I wanted to see how the rate of change of rate constant with temperature (dk/dT) changes with activation energy. I tried to do this with differentials: k=A*e^{-EA/RT} so [tex]\frac{dk}{dT} = \frac{A E_A \cdot e^{-\frac{E_A}{RT}} } {RT^2}[/tex] and then [tex]\frac{d(\frac{dk}{dT})}{dE_A} = A \cdot e^{-\frac{E_A}{RT}} \cdot (\frac{1}{RT^2} - \frac{1}{R^2T^3})[/tex] So long as E_{A}>RT, it appears that rate of change of rate constant with temperature would decrease for increasing activation energy (i.e. if you increase activation energy, then the rate constant is less susceptible to increasing when you change the temperature). E_{A}>RT would be almost universally the case I imagine - at 298 K that's less than 2.5 kJ/mol.
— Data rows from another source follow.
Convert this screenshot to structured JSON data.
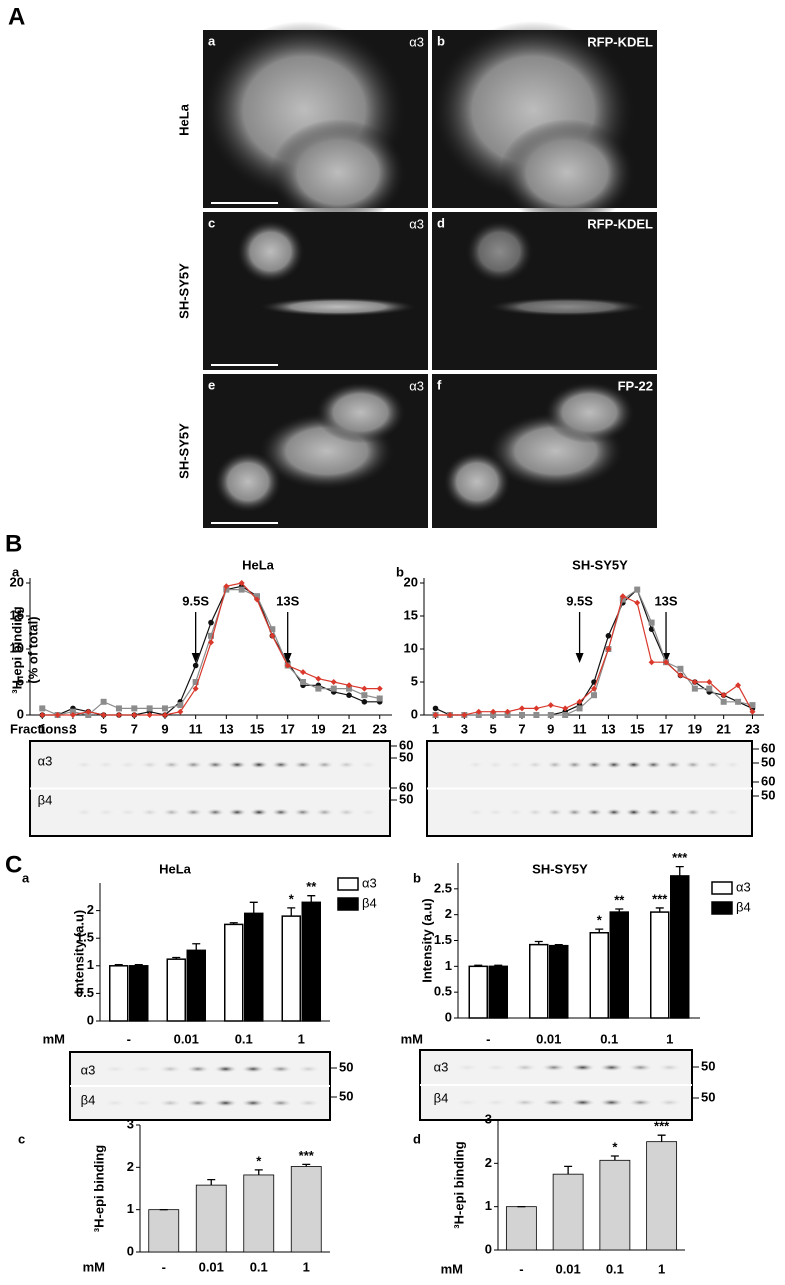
{
  "figure_labels": [
    "A",
    "B",
    "C"
  ],
  "panel_a": {
    "rows": [
      "HeLa",
      "SH-SY5Y",
      "SH-SY5Y"
    ],
    "panels": [
      {
        "letter": "a",
        "channel": "α3"
      },
      {
        "letter": "b",
        "channel": "RFP-KDEL"
      },
      {
        "letter": "c",
        "channel": "α3"
      },
      {
        "letter": "d",
        "channel": "RFP-KDEL"
      },
      {
        "letter": "e",
        "channel": "α3"
      },
      {
        "letter": "f",
        "channel": "FP-22"
      }
    ]
  },
  "chart_data": [
    {
      "type": "line",
      "panel": "a",
      "title": "HeLa",
      "y_label": [
        "³H-epi binding",
        "(% of total)"
      ],
      "x_label": "Fractions:",
      "x": [
        1,
        2,
        3,
        4,
        5,
        6,
        7,
        8,
        9,
        10,
        11,
        12,
        13,
        14,
        15,
        16,
        17,
        18,
        19,
        20,
        21,
        22,
        23
      ],
      "xlim": [
        0.2,
        23.8
      ],
      "xticks": [
        1,
        3,
        5,
        7,
        9,
        11,
        13,
        15,
        17,
        19,
        21,
        23
      ],
      "ylim": [
        0,
        20
      ],
      "yticks": [
        0,
        5,
        10,
        15,
        20
      ],
      "annotations": [
        {
          "text": "9.5S",
          "x": 11
        },
        {
          "text": "13S",
          "x": 17
        }
      ],
      "series": [
        {
          "color": "#111111",
          "marker": "circle",
          "values": [
            0,
            0,
            1,
            0.5,
            0,
            0,
            0,
            0.5,
            0,
            2,
            7.5,
            14,
            19,
            19.5,
            18,
            12,
            8,
            4.5,
            4.5,
            3.5,
            3,
            2,
            2
          ]
        },
        {
          "color": "#8c8c8c",
          "marker": "square",
          "values": [
            1,
            0,
            0.5,
            0,
            2,
            1,
            1,
            1,
            1,
            1.5,
            5,
            12,
            19,
            19,
            18,
            13,
            7.5,
            5,
            4,
            4,
            4,
            3,
            2.5
          ]
        },
        {
          "color": "#d9382b",
          "marker": "diamond",
          "values": [
            0,
            0,
            0,
            0.5,
            0,
            0,
            0,
            0,
            0,
            0.5,
            4,
            11,
            19.5,
            20,
            17.5,
            12,
            7.5,
            6.5,
            5.5,
            5,
            4.5,
            4,
            4
          ]
        }
      ],
      "blot_labels": [
        "α3",
        "β4"
      ],
      "blot_markers": [
        "60",
        "50",
        "60",
        "50"
      ]
    },
    {
      "type": "line",
      "panel": "b",
      "title": "SH-SY5Y",
      "x": [
        1,
        2,
        3,
        4,
        5,
        6,
        7,
        8,
        9,
        10,
        11,
        12,
        13,
        14,
        15,
        16,
        17,
        18,
        19,
        20,
        21,
        22,
        23
      ],
      "xlim": [
        0.2,
        23.8
      ],
      "xticks": [
        1,
        3,
        5,
        7,
        9,
        11,
        13,
        15,
        17,
        19,
        21,
        23
      ],
      "ylim": [
        0,
        20
      ],
      "yticks": [
        0,
        5,
        10,
        15,
        20
      ],
      "annotations": [
        {
          "text": "9.5S",
          "x": 11
        },
        {
          "text": "13S",
          "x": 17
        }
      ],
      "series": [
        {
          "color": "#111111",
          "marker": "circle",
          "values": [
            1,
            0,
            0,
            0,
            0,
            0,
            0,
            0,
            0,
            0.5,
            1.5,
            5,
            12,
            17,
            19,
            13,
            8,
            6,
            5,
            3.5,
            3,
            2,
            1
          ]
        },
        {
          "color": "#8c8c8c",
          "marker": "square",
          "values": [
            0,
            0,
            0,
            0,
            0,
            0,
            0,
            0,
            0,
            0,
            1,
            3,
            10,
            17.5,
            19,
            14,
            8,
            7,
            4,
            4,
            2,
            2,
            1.5
          ]
        },
        {
          "color": "#d9382b",
          "marker": "diamond",
          "values": [
            0,
            0,
            0,
            0.5,
            0.5,
            0.5,
            1,
            1,
            1.5,
            1,
            2,
            4,
            10,
            18,
            17,
            8,
            8,
            6,
            5,
            5,
            3,
            4.5,
            0.5
          ]
        }
      ],
      "blot_labels": [
        "α3",
        "β4"
      ],
      "blot_markers": [
        "60",
        "50",
        "60",
        "50"
      ]
    },
    {
      "type": "bar",
      "panel": "a",
      "title": "HeLa",
      "y_label": "Intensity (a.u)",
      "x_label": "mM",
      "categories": [
        "-",
        "0.01",
        "0.1",
        "1"
      ],
      "ylim": [
        0,
        2.5
      ],
      "yticks": [
        0,
        0.5,
        1,
        1.5,
        2
      ],
      "series": [
        {
          "name": "α3",
          "color": "#ffffff",
          "values": [
            1,
            1.12,
            1.75,
            1.9
          ],
          "errors": [
            0.02,
            0.03,
            0.03,
            0.15
          ],
          "annotations": [
            null,
            null,
            null,
            "*"
          ]
        },
        {
          "name": "β4",
          "color": "#000000",
          "values": [
            1,
            1.28,
            1.95,
            2.15
          ],
          "errors": [
            0.02,
            0.12,
            0.2,
            0.12
          ],
          "annotations": [
            null,
            null,
            null,
            "**"
          ]
        }
      ],
      "blot_labels": [
        "α3",
        "β4"
      ],
      "blot_markers": [
        "50",
        "50"
      ]
    },
    {
      "type": "bar",
      "panel": "b",
      "title": "SH-SY5Y",
      "y_label": "Intensity (a.u)",
      "x_label": "mM",
      "categories": [
        "-",
        "0.01",
        "0.1",
        "1"
      ],
      "ylim": [
        0,
        3
      ],
      "yticks": [
        0,
        0.5,
        1,
        1.5,
        2,
        2.5
      ],
      "series": [
        {
          "name": "α3",
          "color": "#ffffff",
          "values": [
            1,
            1.42,
            1.65,
            2.05
          ],
          "errors": [
            0.02,
            0.06,
            0.07,
            0.08
          ],
          "annotations": [
            null,
            null,
            "*",
            "***"
          ]
        },
        {
          "name": "β4",
          "color": "#000000",
          "values": [
            1,
            1.4,
            2.05,
            2.75
          ],
          "errors": [
            0.02,
            0.02,
            0.06,
            0.18
          ],
          "annotations": [
            null,
            null,
            "**",
            "***"
          ]
        }
      ],
      "blot_labels": [
        "α3",
        "β4"
      ],
      "blot_markers": [
        "50",
        "50"
      ]
    },
    {
      "type": "bar",
      "panel": "c",
      "y_label": "³H-epi binding",
      "x_label": "mM",
      "categories": [
        "-",
        "0.01",
        "0.1",
        "1"
      ],
      "ylim": [
        0,
        3
      ],
      "yticks": [
        0,
        1,
        2,
        3
      ],
      "series": [
        {
          "color": "#d3d3d3",
          "values": [
            1,
            1.58,
            1.82,
            2.02
          ],
          "errors": [
            0,
            0.13,
            0.12,
            0.05
          ],
          "annotations": [
            null,
            null,
            "*",
            "***"
          ]
        }
      ]
    },
    {
      "type": "bar",
      "panel": "d",
      "y_label": "³H-epi binding",
      "x_label": "mM",
      "categories": [
        "-",
        "0.01",
        "0.1",
        "1"
      ],
      "ylim": [
        0,
        3
      ],
      "yticks": [
        0,
        1,
        2,
        3
      ],
      "series": [
        {
          "color": "#d3d3d3",
          "values": [
            1,
            1.75,
            2.07,
            2.5
          ],
          "errors": [
            0,
            0.18,
            0.1,
            0.15
          ],
          "annotations": [
            null,
            null,
            "*",
            "***"
          ]
        }
      ]
    }
  ]
}
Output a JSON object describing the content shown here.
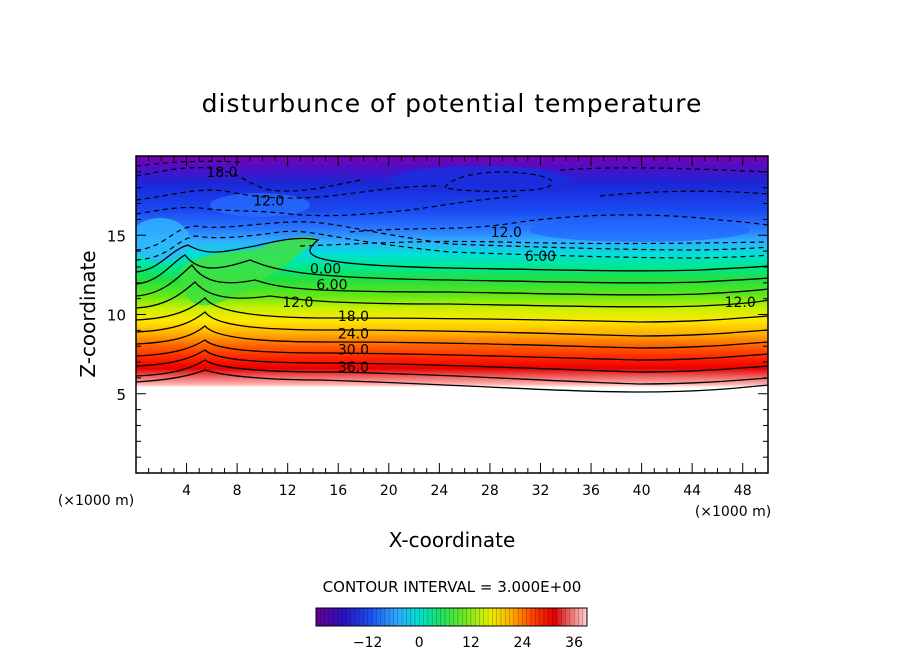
{
  "chart_data": {
    "type": "heatmap",
    "title": "disturbunce of potential temperature",
    "xlabel": "X-coordinate",
    "ylabel": "Z-coordinate",
    "x_unit": "(×1000 m)",
    "y_unit": "(×1000 m)",
    "xlim": [
      0,
      50
    ],
    "ylim": [
      0,
      20
    ],
    "x_ticks": [
      4,
      8,
      12,
      16,
      20,
      24,
      28,
      32,
      36,
      40,
      44,
      48
    ],
    "y_ticks": [
      5,
      10,
      15
    ],
    "contour_interval": "CONTOUR INTERVAL = 3.000E+00",
    "colorbar": {
      "min": -24,
      "max": 39,
      "tick_values": [
        -12,
        0,
        12,
        24,
        36
      ],
      "tick_labels": [
        "−12",
        "0",
        "12",
        "24",
        "36"
      ]
    },
    "contour_labels": [
      {
        "text": "18.0",
        "x": 6.8,
        "z": 19.0
      },
      {
        "text": "12.0",
        "x": 10.5,
        "z": 17.2
      },
      {
        "text": "12.0",
        "x": 29.3,
        "z": 15.2
      },
      {
        "text": "6.00",
        "x": 32.0,
        "z": 13.7
      },
      {
        "text": "0.00",
        "x": 15.0,
        "z": 12.9
      },
      {
        "text": "6.00",
        "x": 15.5,
        "z": 11.9
      },
      {
        "text": "12.0",
        "x": 12.8,
        "z": 10.8
      },
      {
        "text": "12.0",
        "x": 47.8,
        "z": 10.8
      },
      {
        "text": "18.0",
        "x": 17.2,
        "z": 9.9
      },
      {
        "text": "24.0",
        "x": 17.2,
        "z": 8.8
      },
      {
        "text": "30.0",
        "x": 17.2,
        "z": 7.8
      },
      {
        "text": "36.0",
        "x": 17.2,
        "z": 6.7
      }
    ]
  }
}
But this doesn't tally up with what we know, which is that for a given temperature increase, a greater activation energy leads to a greater increase in rate constant. e.g. if we write well-known k_{2}/k_{1} = exp( -E_{A}/R * (1/T_{2}^{2} - 1/T_{1}^{2}) ) and try some values we get this conclusion. So what went wrong or what is wrong with my idea to do it by differentiation?
Oops I made a stupid mistake here. Sorry if this was confusing people. It should be k_{2}/k_{1} = exp( E_{A}/R * (1/T_{1} - 1/T_{2}) ) No squared terms.
You differentiated with respect to E_{A} incorrectly. Try again. The two terms in parenthesis do not have consistent units.
Thanks, I had indeed made this mistake - the actual differential should be [tex]\frac{d(\frac{dk}{dT})}{d(E_A)} = \frac{A}{RT^2} \cdot e^{-\frac{E_A}{RT}} \cdot (1 - \frac{E_A}{RT})[/tex] But it seems that my original conclusion still holds true - that E_{A} < RT (incredibly small activation energy) is necessary for rate of change of rate constant with temperature to increase at a higher activation energy, which however is the trend which the expression for k_{2}/k_{1} indicates is true for all E_{A} (it seems to me)?